Delmadinone acetate (DMA), sold under the brand name Tardak among others, is a progestin and antiandrogen used in veterinary medicine to treat androgen-dependent conditions such as benign prostatic hyperplasia in male dogs.

Delmadinone acetate must be used with caution, as it can cause adrenal insufficiency through inhibition of adrenocorticotropic hormone (ACTH) secretion from the pituitary gland.
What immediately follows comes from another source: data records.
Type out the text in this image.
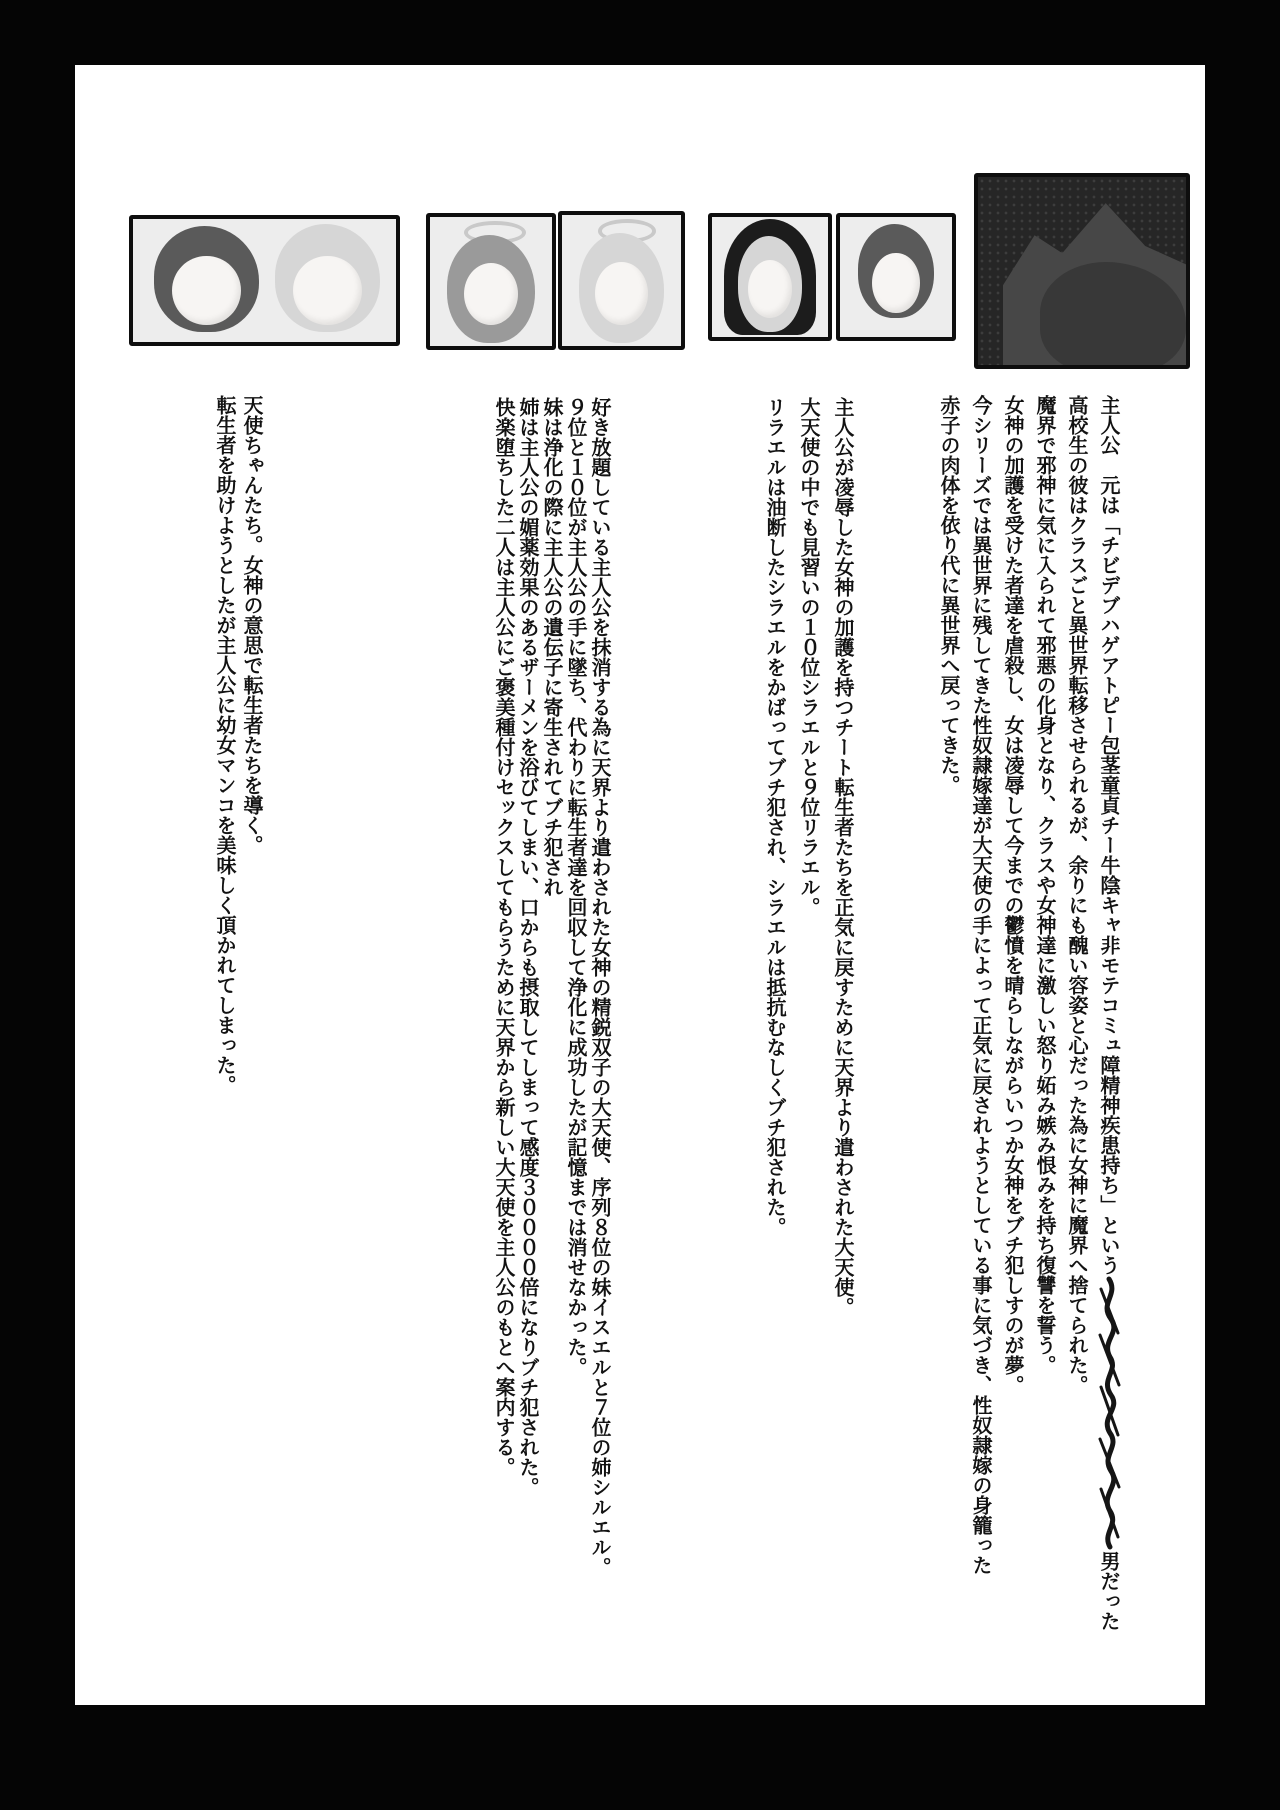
主人公　元は「チビデブハゲアトピー包茎童貞チー牛陰キャ非モテコミュ障精神疾患持ち」という
男だった

高校生の彼はクラスごと異世界転移させられるが、余りにも醜い容姿と心だった為に女神に魔界へ捨てられた。

魔界で邪神に気に入られて邪悪の化身となり、クラスや女神達に激しい怒り妬み嫉み恨みを持ち復讐を誓う。

女神の加護を受けた者達を虐殺し、女は凌辱して今までの鬱憤を晴らしながらいつか女神をブチ犯しすのが夢。

今シリーズでは異世界に残してきた性奴隷嫁達が大天使の手によって正気に戻されようとしている事に気づき、性奴隷嫁の身籠った

赤子の肉体を依り代に異世界へ戻ってきた。

主人公が凌辱した女神の加護を持つチート転生者たちを正気に戻すために天界より遣わされた大天使。

大天使の中でも見習いの１０位シラエルと９位リラエル。

リラエルは油断したシラエルをかばってブチ犯され、シラエルは抵抗むなしくブチ犯された。

好き放題している主人公を抹消する為に天界より遣わされた女神の精鋭双子の大天使、序列８位の妹イスエルと７位の姉シルエル。

９位と１０位が主人公の手に墜ち、代わりに転生者達を回収して浄化に成功したが記憶までは消せなかった。

妹は浄化の際に主人公の遺伝子に寄生されてブチ犯され

姉は主人公の媚薬効果のあるザーメンを浴びてしまい、口からも摂取してしまって感度３００００倍になりブチ犯された。

快楽堕ちした二人は主人公にご褒美種付けセックスしてもらうために天界から新しい大天使を主人公のもとへ案内する。

天使ちゃんたち。女神の意思で転生者たちを導く。

転生者を助けようとしたが主人公に幼女マンコを美味しく頂かれてしまった。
DMA is the C17α acetate ester of delmadinone, which, in contrast to DMA, was never marketed for medical use.

==Uses==

===Veterinary===
Delmadinone acetate (DMA) is used in veterinary medicine to treat androgen-dependent conditions in animals. Its most common use is for the treatment of benign prostatic hyperplasia in male dogs. It may also be prescribed for managing hypersexuality in male dogs and cats, perianal gland tumors in dogs, and hormone-driven aggression in dogs.

==Pharmacology==

===Pharmacodynamics===
Delmadinone acetate (DMA) is a progestogen with antigonadotropic, and therefore antiandrogenic and antiestrogenic, effects. In addition, DMA binds to the androgen receptor and is thought to act as an antagonist of this receptor, similarly to related drugs such as chlormadinone acetate and osaterone acetate.

==Chemistry==

Delmadinone acetate (DMA), also known as 1-dehydrochlormadinone acetate, 1,6-didehydro-6-chloro-17α-acetoxyprogesterone, or 6-chloro-17α-hydroxypregna-1,4,6-triene-3,20-dione, is a synthetic pregnane steroid and a derivative of progesterone. It is specifically a 17α-hydroxyprogesterone derivative, characterized by the presence of a chlorine atom at the C6 position, a double bond between the C1 and C2 positions, another double bond between the C6 and C7 positions, and an acetate ester at the C17α position. Structural analogues of DMA include other 17α-hydroxyprogesterone derivatives such as chlormadinone acetate, cyproterone acetate, hydroxyprogesterone caproate, medroxyprogesterone acetate, megestrol acetate, and osaterone acetate.

==History==
Delmadinone acetate (DMA) was first described in the scientific literature in 1959 and has been marketed since at least 1972. By that time, it was marketed in Europe and the United Kingdom under the brand names Tardak and Zenadrex. It was also under development for use in the United States, but it does not appear to have been marketed there.

==Society and culture==

===Generic names===
Delmadinone acetate is the generic name of the drug and its USAN and BANM. Delmadinone is the INN and BAN of the unesterified free alcohol form.

===Brand names===
DMA is most commonly marketed under the brand name Tardak, but has also been sold under several other brand names, including Delmate, Estrex, Tardastren, Tardastrex, Vetadinon, and Zenadrex.

===Availability===
DMA is available in Europe and Oceania. It is marketed specifically in the United Kingdom, France, Belgium, Germany, Austria, Switzerland, the Netherlands, Finland, Australia, and New Zealand.